[sword-devel] Repository of uncompiled modules? Errors in Vietnamese bible !

Chris Little sword-devel@crosswire.org
Sat, 3 May 2003 09:42:50 -0700 (MST)


On Sat, 3 May 2003, Nguyen Ly wrote:

> I manage to find a mod2osis utility from the bibletechnologies.net
> (OSIS) website. Though the link on the main page is broken .. Try this
> page instead:  http://www.bibletechnologieswg.org/osis/tools/

You should use mod2vpl to turn the module into a plaintext file.  We don't 
have tools to turn an OSIS document into a Bible module yet, but we can 
use the output of mod2vpl as input to vpl2mod.  (You can find mod2vpl & 
vpl2mod in ftp://ftp.crosswire.org/pub/sword/utils/win32/ .)
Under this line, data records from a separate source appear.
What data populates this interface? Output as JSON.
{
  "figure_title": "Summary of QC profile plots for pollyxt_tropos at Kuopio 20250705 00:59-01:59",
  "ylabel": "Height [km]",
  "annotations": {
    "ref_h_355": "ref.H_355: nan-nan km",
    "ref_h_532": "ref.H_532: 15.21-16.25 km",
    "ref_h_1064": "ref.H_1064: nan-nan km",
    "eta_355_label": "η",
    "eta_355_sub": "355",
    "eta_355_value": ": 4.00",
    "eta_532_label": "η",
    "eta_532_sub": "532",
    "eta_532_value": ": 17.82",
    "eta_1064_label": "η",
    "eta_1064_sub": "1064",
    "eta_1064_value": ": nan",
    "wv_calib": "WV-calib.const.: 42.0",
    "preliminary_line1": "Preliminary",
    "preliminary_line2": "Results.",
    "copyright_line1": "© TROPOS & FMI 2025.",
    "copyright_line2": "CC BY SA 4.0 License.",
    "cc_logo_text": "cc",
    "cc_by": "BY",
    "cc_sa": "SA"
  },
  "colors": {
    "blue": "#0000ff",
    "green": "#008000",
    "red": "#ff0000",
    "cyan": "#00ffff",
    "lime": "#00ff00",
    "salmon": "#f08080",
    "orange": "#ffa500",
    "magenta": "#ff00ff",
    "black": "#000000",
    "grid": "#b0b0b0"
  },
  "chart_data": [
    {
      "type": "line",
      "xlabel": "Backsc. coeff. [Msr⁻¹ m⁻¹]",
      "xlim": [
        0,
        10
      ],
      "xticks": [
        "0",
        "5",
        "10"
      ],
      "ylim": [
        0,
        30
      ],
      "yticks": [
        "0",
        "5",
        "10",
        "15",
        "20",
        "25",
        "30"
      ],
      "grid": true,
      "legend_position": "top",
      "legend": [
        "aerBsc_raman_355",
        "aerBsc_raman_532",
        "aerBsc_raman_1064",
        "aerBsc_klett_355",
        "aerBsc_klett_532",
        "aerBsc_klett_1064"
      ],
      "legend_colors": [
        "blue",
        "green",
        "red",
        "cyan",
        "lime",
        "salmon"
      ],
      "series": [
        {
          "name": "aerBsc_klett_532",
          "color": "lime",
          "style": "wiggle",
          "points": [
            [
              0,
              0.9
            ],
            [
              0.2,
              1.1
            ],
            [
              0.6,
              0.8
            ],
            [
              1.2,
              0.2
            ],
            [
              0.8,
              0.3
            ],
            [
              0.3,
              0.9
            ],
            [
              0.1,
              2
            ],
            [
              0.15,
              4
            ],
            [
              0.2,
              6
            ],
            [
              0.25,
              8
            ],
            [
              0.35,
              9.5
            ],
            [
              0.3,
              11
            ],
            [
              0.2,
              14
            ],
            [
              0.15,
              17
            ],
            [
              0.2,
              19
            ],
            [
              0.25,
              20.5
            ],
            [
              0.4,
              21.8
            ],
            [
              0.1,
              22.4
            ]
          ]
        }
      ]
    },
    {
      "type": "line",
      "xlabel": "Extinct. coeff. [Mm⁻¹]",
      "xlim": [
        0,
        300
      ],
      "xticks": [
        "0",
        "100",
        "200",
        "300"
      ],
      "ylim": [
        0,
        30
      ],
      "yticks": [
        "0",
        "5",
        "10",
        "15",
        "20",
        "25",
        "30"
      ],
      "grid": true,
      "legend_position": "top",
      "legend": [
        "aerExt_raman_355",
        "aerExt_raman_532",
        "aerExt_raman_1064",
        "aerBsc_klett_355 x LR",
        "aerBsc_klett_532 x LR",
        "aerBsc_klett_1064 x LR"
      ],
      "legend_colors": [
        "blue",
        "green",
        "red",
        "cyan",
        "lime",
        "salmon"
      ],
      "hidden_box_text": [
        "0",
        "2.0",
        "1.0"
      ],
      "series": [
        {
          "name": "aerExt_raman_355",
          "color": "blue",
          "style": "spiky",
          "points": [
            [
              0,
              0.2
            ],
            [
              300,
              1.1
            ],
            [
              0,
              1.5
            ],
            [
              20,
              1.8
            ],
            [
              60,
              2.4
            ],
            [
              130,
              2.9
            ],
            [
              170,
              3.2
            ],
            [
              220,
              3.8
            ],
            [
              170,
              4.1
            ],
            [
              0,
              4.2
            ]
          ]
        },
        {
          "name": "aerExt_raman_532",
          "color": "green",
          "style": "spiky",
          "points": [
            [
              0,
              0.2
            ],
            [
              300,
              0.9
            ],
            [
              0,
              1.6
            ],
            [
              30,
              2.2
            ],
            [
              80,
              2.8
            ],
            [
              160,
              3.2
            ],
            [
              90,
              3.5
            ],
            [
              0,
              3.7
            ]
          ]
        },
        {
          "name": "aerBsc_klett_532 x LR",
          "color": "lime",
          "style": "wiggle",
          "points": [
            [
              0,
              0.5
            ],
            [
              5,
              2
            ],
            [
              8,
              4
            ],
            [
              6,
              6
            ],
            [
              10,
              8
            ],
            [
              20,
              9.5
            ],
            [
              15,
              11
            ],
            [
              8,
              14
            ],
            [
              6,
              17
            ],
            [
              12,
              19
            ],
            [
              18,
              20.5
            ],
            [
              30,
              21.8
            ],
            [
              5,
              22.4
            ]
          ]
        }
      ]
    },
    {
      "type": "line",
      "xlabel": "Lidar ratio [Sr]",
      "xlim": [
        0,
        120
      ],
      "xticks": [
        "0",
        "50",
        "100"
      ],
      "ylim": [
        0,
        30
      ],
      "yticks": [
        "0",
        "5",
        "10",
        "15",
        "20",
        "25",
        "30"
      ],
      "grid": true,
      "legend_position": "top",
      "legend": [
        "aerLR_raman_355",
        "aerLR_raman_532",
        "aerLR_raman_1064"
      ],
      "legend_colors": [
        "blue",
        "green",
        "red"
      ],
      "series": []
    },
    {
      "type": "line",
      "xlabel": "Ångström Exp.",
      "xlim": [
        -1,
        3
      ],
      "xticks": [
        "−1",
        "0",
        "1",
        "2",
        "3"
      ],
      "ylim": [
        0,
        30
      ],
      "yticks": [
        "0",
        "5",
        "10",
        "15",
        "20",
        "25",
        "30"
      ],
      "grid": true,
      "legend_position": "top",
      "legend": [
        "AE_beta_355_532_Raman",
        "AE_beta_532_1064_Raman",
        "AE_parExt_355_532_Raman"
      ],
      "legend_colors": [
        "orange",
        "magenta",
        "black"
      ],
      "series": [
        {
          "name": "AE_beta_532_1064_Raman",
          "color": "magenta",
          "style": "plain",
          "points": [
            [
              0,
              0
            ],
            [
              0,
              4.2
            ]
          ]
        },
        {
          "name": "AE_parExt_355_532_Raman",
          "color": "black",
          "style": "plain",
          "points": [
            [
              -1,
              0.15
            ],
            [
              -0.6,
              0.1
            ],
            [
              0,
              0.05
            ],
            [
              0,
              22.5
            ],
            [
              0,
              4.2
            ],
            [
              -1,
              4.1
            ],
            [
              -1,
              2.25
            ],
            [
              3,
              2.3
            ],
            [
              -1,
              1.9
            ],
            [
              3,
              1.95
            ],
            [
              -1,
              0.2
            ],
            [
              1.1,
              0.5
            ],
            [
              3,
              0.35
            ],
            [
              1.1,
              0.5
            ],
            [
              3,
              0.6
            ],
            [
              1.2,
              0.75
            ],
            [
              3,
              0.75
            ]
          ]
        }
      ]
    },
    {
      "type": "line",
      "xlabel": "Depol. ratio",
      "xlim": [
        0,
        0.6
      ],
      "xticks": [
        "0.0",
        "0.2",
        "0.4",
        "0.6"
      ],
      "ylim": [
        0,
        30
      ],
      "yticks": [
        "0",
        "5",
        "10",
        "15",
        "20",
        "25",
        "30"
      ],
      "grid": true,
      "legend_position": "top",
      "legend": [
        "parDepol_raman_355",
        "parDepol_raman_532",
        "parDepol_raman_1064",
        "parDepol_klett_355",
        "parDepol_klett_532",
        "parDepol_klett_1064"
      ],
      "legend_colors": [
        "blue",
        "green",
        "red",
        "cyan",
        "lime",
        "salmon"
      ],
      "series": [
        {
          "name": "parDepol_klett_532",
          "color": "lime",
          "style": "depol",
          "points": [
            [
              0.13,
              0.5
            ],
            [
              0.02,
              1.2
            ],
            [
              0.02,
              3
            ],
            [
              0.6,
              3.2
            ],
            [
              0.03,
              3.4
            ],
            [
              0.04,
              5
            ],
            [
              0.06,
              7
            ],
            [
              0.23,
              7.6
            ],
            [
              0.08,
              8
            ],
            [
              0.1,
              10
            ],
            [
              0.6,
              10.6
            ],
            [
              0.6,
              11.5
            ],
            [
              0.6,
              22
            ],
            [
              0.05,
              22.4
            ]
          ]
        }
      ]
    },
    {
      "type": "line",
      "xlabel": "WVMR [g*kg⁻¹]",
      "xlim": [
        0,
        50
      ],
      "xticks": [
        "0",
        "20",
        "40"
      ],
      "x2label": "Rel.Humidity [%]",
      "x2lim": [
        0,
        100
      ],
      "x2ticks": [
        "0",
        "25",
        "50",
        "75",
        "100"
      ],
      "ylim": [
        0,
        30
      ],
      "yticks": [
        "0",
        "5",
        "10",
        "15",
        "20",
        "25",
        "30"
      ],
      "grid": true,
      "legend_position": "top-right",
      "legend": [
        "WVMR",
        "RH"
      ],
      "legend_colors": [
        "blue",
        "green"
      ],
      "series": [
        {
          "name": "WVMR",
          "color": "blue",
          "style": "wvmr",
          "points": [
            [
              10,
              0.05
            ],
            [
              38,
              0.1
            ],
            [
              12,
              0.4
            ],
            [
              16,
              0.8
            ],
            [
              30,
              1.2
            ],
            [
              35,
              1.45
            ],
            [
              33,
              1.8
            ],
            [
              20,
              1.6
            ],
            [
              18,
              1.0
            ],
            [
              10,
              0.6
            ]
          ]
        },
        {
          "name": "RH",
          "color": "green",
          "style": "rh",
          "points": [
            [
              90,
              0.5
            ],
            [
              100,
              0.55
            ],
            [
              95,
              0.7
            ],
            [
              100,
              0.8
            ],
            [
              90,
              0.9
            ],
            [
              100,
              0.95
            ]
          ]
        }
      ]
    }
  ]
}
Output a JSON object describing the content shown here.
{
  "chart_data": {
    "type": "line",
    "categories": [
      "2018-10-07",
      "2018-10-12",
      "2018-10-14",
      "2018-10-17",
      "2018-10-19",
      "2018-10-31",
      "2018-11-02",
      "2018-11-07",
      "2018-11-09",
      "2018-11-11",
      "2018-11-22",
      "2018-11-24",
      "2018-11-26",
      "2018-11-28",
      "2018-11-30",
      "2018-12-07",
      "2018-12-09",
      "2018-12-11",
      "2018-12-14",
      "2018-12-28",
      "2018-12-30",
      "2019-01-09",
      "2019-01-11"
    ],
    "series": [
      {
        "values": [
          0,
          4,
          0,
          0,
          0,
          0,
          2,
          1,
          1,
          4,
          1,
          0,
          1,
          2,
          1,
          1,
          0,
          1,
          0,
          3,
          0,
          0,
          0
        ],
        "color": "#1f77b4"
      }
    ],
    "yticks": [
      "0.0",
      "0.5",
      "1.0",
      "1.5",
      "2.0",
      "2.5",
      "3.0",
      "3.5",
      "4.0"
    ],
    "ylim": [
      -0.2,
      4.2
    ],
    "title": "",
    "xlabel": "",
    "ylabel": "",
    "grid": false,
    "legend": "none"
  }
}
> Is there currently a repository of submitted uncompiled modules
> accessible from somewhere?

Not currently, though I would like there to be one eventually, at least 
for our developers' private use.  As you figured out, the best way to get 
the text is by exporting from the module, but you can also find the 
Vietnamese text at http://www.unboundbible.com/zips/index.cfm .  Their 
UTF-8 text is what ours is based on, so you might have an easier time 
working with their non-UTF-8 text if they made encoding errors.
 
> I've been using the Vietnamese bible and found some minor errors in the
> text. For eg, some characters don't display properly - (John 1:19) --
> this is due to a conversion problem from the original text file being
> converted from VNI to unicode format. Another issue is with the spelling
> of the word "Jesus" in Viet. In some places it's spelt Je^sus and in
> others it's Gie^-xu. Technically, the later is more correct since
> there's no "J" in the Viet alphabet. This may make searches inaccurate.

Do you have a print version of the same Bible?  If you do, and it 
consistently uses Gie^-xu instead of Je^sus, then this change is 
appropriate.  But from the source files, it appears that Je^sus is far 
more common than Gie^-xu since Je^sus has 1168 occurrences and Gie^-xu has 
only 3.  Google also shows a preference for Je^sus (2280 occurrences) over 
Gie^-xu (910 occurrences).  So the spelling change is does not appear to 
me to be appropriate.

--Chris